As much as his solo acts do cause in me all if the above, his many amazing collaborations truly add so much texture and variety to my overall experience of what he has been leaving behind. Just by looking in a rear view mirror i can point to so many spectacular songs which came out of these various sessions. It is almost like the presence of Harold Budd brings the best creative energy in his partners, perhaps because as they all say, his energy is so focused and so down to earth. Harold Budd had said once that he had minimized himself out of career. Although he had experienced and released that statement long before he started sharing his ambient music with us, a part of that experience of his journey to the centre of the sound must have triggered some mechanism which probably stayed with him, because he does work in a very interesting unusual fashion. His act of creation starts with central planning and the development of an idea in his mind, which can often take many weeks, months or years. Once he sits down to piano and actually starts composing, the album can take him a few days or weeks to complete. His poetry is beautiful and whenever I hear him say it against his music I feel like I have never heard it done any better. Leonard Cohen's poetry is great but it was sung not spoken.

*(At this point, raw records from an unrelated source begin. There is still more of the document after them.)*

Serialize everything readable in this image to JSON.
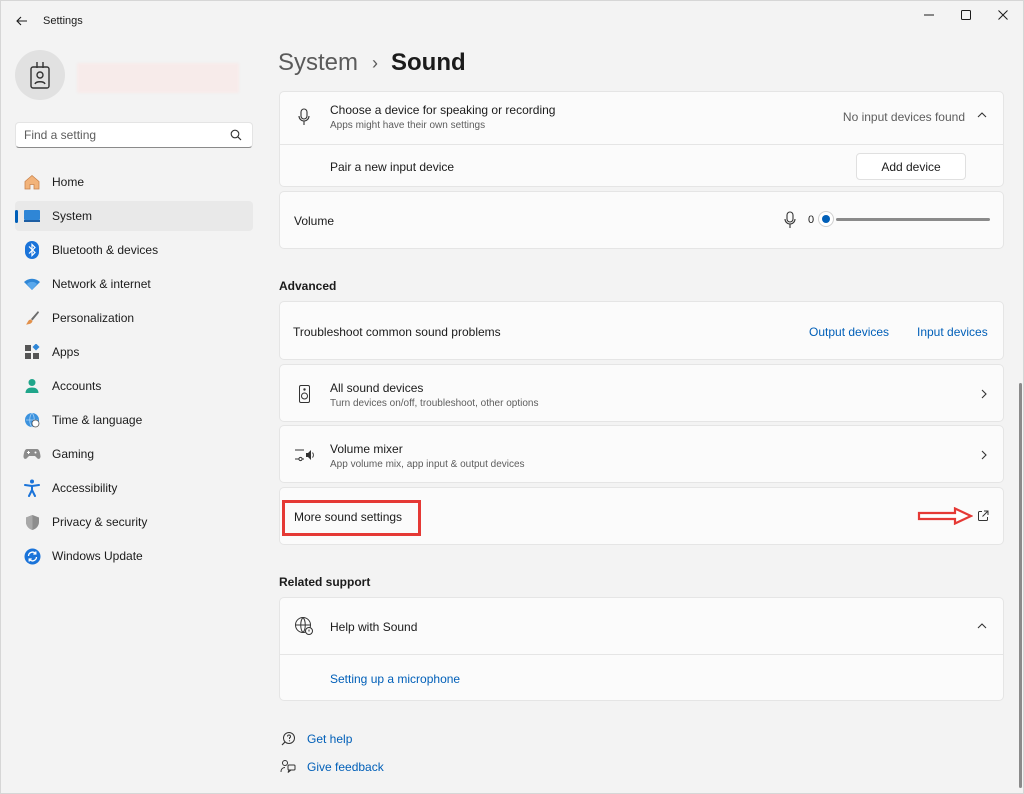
{
  "titlebar": {
    "app_title": "Settings",
    "back_icon": "back-arrow-icon",
    "controls": [
      "minimize",
      "maximize",
      "close"
    ]
  },
  "sidebar": {
    "search_placeholder": "Find a setting",
    "items": [
      {
        "label": "Home",
        "icon": "home-icon",
        "active": false
      },
      {
        "label": "System",
        "icon": "system-icon",
        "active": true
      },
      {
        "label": "Bluetooth & devices",
        "icon": "bluetooth-icon",
        "active": false
      },
      {
        "label": "Network & internet",
        "icon": "network-icon",
        "active": false
      },
      {
        "label": "Personalization",
        "icon": "brush-icon",
        "active": false
      },
      {
        "label": "Apps",
        "icon": "apps-icon",
        "active": false
      },
      {
        "label": "Accounts",
        "icon": "accounts-icon",
        "active": false
      },
      {
        "label": "Time & language",
        "icon": "globe-clock-icon",
        "active": false
      },
      {
        "label": "Gaming",
        "icon": "gamepad-icon",
        "active": false
      },
      {
        "label": "Accessibility",
        "icon": "accessibility-icon",
        "active": false
      },
      {
        "label": "Privacy & security",
        "icon": "shield-icon",
        "active": false
      },
      {
        "label": "Windows Update",
        "icon": "update-icon",
        "active": false
      }
    ]
  },
  "breadcrumb": {
    "parent": "System",
    "separator": "›",
    "current": "Sound"
  },
  "input": {
    "choose_title": "Choose a device for speaking or recording",
    "choose_sub": "Apps might have their own settings",
    "status": "No input devices found",
    "pair_label": "Pair a new input device",
    "add_device": "Add device",
    "volume_label": "Volume",
    "volume_value": "0"
  },
  "advanced": {
    "heading": "Advanced",
    "troubleshoot_label": "Troubleshoot common sound problems",
    "output_devices": "Output devices",
    "input_devices": "Input devices",
    "all_devices_title": "All sound devices",
    "all_devices_sub": "Turn devices on/off, troubleshoot, other options",
    "mixer_title": "Volume mixer",
    "mixer_sub": "App volume mix, app input & output devices",
    "more_settings": "More sound settings"
  },
  "support": {
    "heading": "Related support",
    "help_title": "Help with Sound",
    "help_link": "Setting up a microphone"
  },
  "footer": {
    "get_help": "Get help",
    "give_feedback": "Give feedback"
  },
  "colors": {
    "accent": "#005fb8",
    "highlight": "#e53935",
    "background": "#f3f3f3",
    "card": "#fbfbfb"
  }
}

It was not an easy decision for me to pick my favorite album by Harold Budd. Some of my favorite music came out of his collaborations with other people. Two of the preceding this album Pavilion Of Dreams (1978) and Abandoned Cities (1984) contain much powerful music. I have chosen this one Lovely Thunder (1986) because it does bring on a very strong and consistent mood and to me its music stands right in the centre of Harold's many creations, between the more developed textures dropped against heavy ambient backgrounds and the solo piano music of albums like The Room (2000). The music of Lovely Thunder was composed in 1986, the same year as the music of Moon And The Melodies, Harold's collaboration with Cocteau Twins. Track number 5 of Lovely Thunder was produced by Robin Guthrie of Cocteau Twins and it does resemble Mood And The Melodies a bit. My favorite music of Lovely Thunder is placed at the end of this album. Song number 6, Valse Pour Le Fin Du Temps and number 7, Gypsy Violin are spectacular. The ambience of these pieces is very Harold specific. The mood progression with its distorted motive coming back to the main landscape of constant but slight change of background are having a very meditative effect, on me at least. The beginning track, The Gunfighter is very powerful in its mild sinister approach. Something is going on, we can sense it but we can sense the effect of the music more than we can hear it. The following Sandtreader is a very meditative piece of music. Ice Floes In Eden is fairly complex for Harold Budd and it might be my least favorite song here. Following it Olancha Farewell although the shortest piece of this album but it is a beautiful mood again.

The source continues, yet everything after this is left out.